Se pensate che questa sia una caricatura esagerata leggete pure l'articolo originario. Si tratta di fascismo rancido da osteria, di complottismo ignorante per ubriachi. Per fortuna l'ottimo Alessandro d'Amato si è già preso la briga su Giornalettismo di sbugiardare una per una le falsità e le idiozie contenute nell'articolo, risparmiandoci il lavoro. Qua aggiungo solo che Veneziani, purtroppo, non è un qualche esponente minoritario e di frangia della cultura di destra. Al contrario, è uno di quegli intellettuali di regime perfettamente intortati con il potere politico, al punto di essere stato nominato dal centrodestra al consiglio di amministrazione Rai. Collabora con la Rai, è editorialista del Giornale e tante altre cose. Quello che dice è quello che pensa la destra in questo disgraziato paese.

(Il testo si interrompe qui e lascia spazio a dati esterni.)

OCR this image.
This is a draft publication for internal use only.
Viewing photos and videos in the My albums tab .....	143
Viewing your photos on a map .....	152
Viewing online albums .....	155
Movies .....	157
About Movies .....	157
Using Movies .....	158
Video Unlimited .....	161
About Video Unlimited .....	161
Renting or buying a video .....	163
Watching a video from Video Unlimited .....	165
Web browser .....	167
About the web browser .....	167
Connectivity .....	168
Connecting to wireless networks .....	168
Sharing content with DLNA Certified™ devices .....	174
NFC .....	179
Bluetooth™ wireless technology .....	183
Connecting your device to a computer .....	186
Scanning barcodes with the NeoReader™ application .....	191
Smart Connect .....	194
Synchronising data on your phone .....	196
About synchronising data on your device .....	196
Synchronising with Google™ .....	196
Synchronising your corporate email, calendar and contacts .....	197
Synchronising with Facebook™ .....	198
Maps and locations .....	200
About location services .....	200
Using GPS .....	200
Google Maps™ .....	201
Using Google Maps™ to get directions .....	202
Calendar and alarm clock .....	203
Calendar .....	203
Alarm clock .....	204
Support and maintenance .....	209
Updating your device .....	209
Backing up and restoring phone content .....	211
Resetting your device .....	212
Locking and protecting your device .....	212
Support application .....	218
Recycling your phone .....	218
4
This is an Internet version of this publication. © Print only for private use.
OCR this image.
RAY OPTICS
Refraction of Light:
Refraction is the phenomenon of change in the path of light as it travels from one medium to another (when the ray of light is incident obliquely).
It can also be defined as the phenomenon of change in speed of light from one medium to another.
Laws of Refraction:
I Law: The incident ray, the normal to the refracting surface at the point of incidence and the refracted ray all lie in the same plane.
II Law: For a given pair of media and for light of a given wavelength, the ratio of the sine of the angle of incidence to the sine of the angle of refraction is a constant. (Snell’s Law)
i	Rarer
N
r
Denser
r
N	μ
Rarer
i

Esauriti i preliminari veniamo al pezzo forte, l'intervista a Guido Rossi. Non starò a commentare parola per parola, dato che alcuni pezzi (come quello sulla ''tassa Berlusconi'') sono condivisibili, ancorché abbastanza ovvi. Altri pezzi sono le solite frasi altisonanti di stile tremontiano che non hanno alcun significato, e di cui gli intellettuali italiani, e i giornalisti che li intervistano, sembrano così innamorati. Si veda per esempio, giusto all'inizio, la frase ''la moneta ha conquistato la politica per farle ridisegnare a suo piacere i mercati. Ma siccome ha promesso ma non consegnato il benessere generale la politica si ribella''. Forse esiste, facendo un grosso sforzo, un qualche modo di assegnare a simile chiacchiericcio un senso compiuto, ma è un compito troppo gravoso e che è improbabile fornisca alcun frutto. Eviterò quindi di perder tempo con simili oniriche fregnacce.
Mi concentro invece sugli errori fattuali e sulle spericolate analisi teoriche. Cominiciamo quindi.
Cos'è oggi la disuguaglianza?
«Una differenza insostenibile di redditi e di possibilità di costruirsi il futuro. Gli indignados ci dicono che è esplosa dentro l'Occidente. Ma Branko Milanovic, al recente convegno di Milano, ha documentato come sia ancor più drammatica tra l`Occidente e il resto del mondo. La cittadinanza è oggi la prima rendita di posizione».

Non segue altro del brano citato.